Ambryo, jeune groupe français signe ici son premier essai après l’album de 2004 sobrement intitulée
Ambryo, et on peut dire que ce
Dead End Street ne passera pas inaperçu. Enregistré au Split Second Studio en Hollande par Jochem Jacobs (
Textures) et avec un artwork de Carlos Del Omberg (
Soilwork,
Scarve,
Kaizen), le quartet nous livre un album empli d’influences, mixant Metal, Heavy, Death Scandinave, …
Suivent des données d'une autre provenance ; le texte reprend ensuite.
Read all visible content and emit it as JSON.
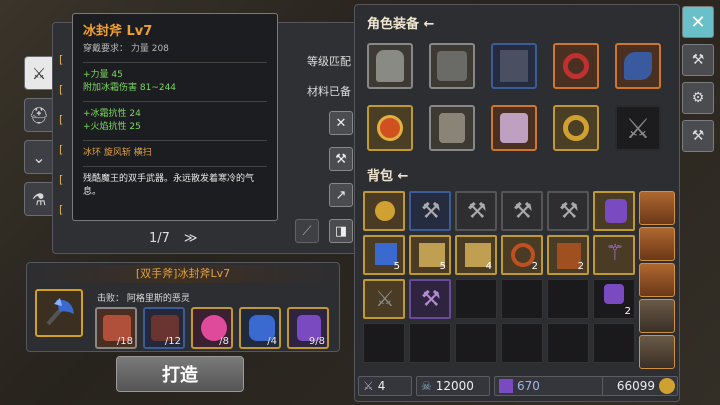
{
  "tooltip": {
    "title": "冰封斧 Lv7",
    "requirement": "穿戴要求：  力量 208",
    "stat_str": "+力量 45",
    "stat_dmg": "附加冰霜伤害 81~244",
    "res_ice": "+冰霜抗性 24",
    "res_fire": "+火焰抗性 25",
    "skills": "冰环   旋风斩   横扫",
    "desc": "残酷魔王的双手武器。永远散发着寒冷的气息。"
  },
  "recipe_list": {
    "right_label_1": "等级匹配",
    "right_label_2": "材料已备",
    "page": "1/7",
    "next_icon": "≫"
  },
  "craft": {
    "title": "[双手斧]冰封斧Lv7",
    "requirement": "击败：  阿格里斯的恶灵",
    "materials": [
      {
        "count": "/18"
      },
      {
        "count": "/12"
      },
      {
        "count": "/8"
      },
      {
        "count": "/4"
      },
      {
        "count": "9/8"
      }
    ],
    "forge_label": "打造"
  },
  "inventory": {
    "equip_title": "角色装备",
    "bag_title": "背包",
    "bag_counts": [
      "5",
      "5",
      "4",
      "2",
      "2",
      "2"
    ]
  },
  "currency": {
    "attack": "4",
    "soul": "12000",
    "gem": "670",
    "gold": "66099"
  },
  "colors": {
    "accent_gold": "#e0a040",
    "stat_green": "#7cd860",
    "close_teal": "#6ac0c8"
  }
}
Après une intro relativement urbaine (dans le sens froide et mystérieuse) à l’image de l’artwork, ca démarre fort. Un chant torturé, une son et une production digne des grosses écuries scandinaves du moment (
Soilwork,
in Flames,
Mnemic, …), voilà le
Ambryo cru 2007. La voix, arrachée, se permet par moments des envolées mélodiques (
Salvation), donnant presque dans un chant clair. Lionel chante cependant à son meilleur niveau lors de ces moments quasi hurlés, à la limite de la rupture (
A Lightening Pass is What We Leave Behind). Dans un autre registre,
Changing Those Things offre une voix plus plaintive, poussée dans les extrêmes émotionnels, tel un cri de désespoir…
Musicalement, on a droit à un métal carré servi par une production quasi parfaite. Les instruments sont ravageurs et la batterie utilise la double pédale sans concessions. Les guitares, sans être lourdes, jouent leur rôle à la perfection : accompagner le chant, car celui-ci est présent sur la totalité de l’album, ne laissant que peu de place aux instruments pour s’imposer.
On peut noter l’apparition de Johann de
Kaizen sur
Carpe Diem, avec son chant rauque, venu d’outre tombe, complétant parfaitement le chant de Lionel. Ce duo se révèle un des moments les plus intéressants de l’album, la voix presque lointaine parvenant à nous oreille telle un cri désespéré, supporté par une batterie alternant un tempo rapide et plus lent. Les guitares se font plus agressives, plus variées. On sent ici que le groupe lâche ses tripes, donne le meilleur de lui-même.
Loin d’être un sous produit nordique,
Ambryo se réapproprie ce dont nous abreuve la scène nordique depuis quelques temps, évitant cependant l’impasse du plagiat. Au final, le groupe arrive à livrer un disque intéressant, ajoutant sa touche personnelle à ses compos. Au final
Ambryo, malgré ses influences (trop) marquées, livre un bon album.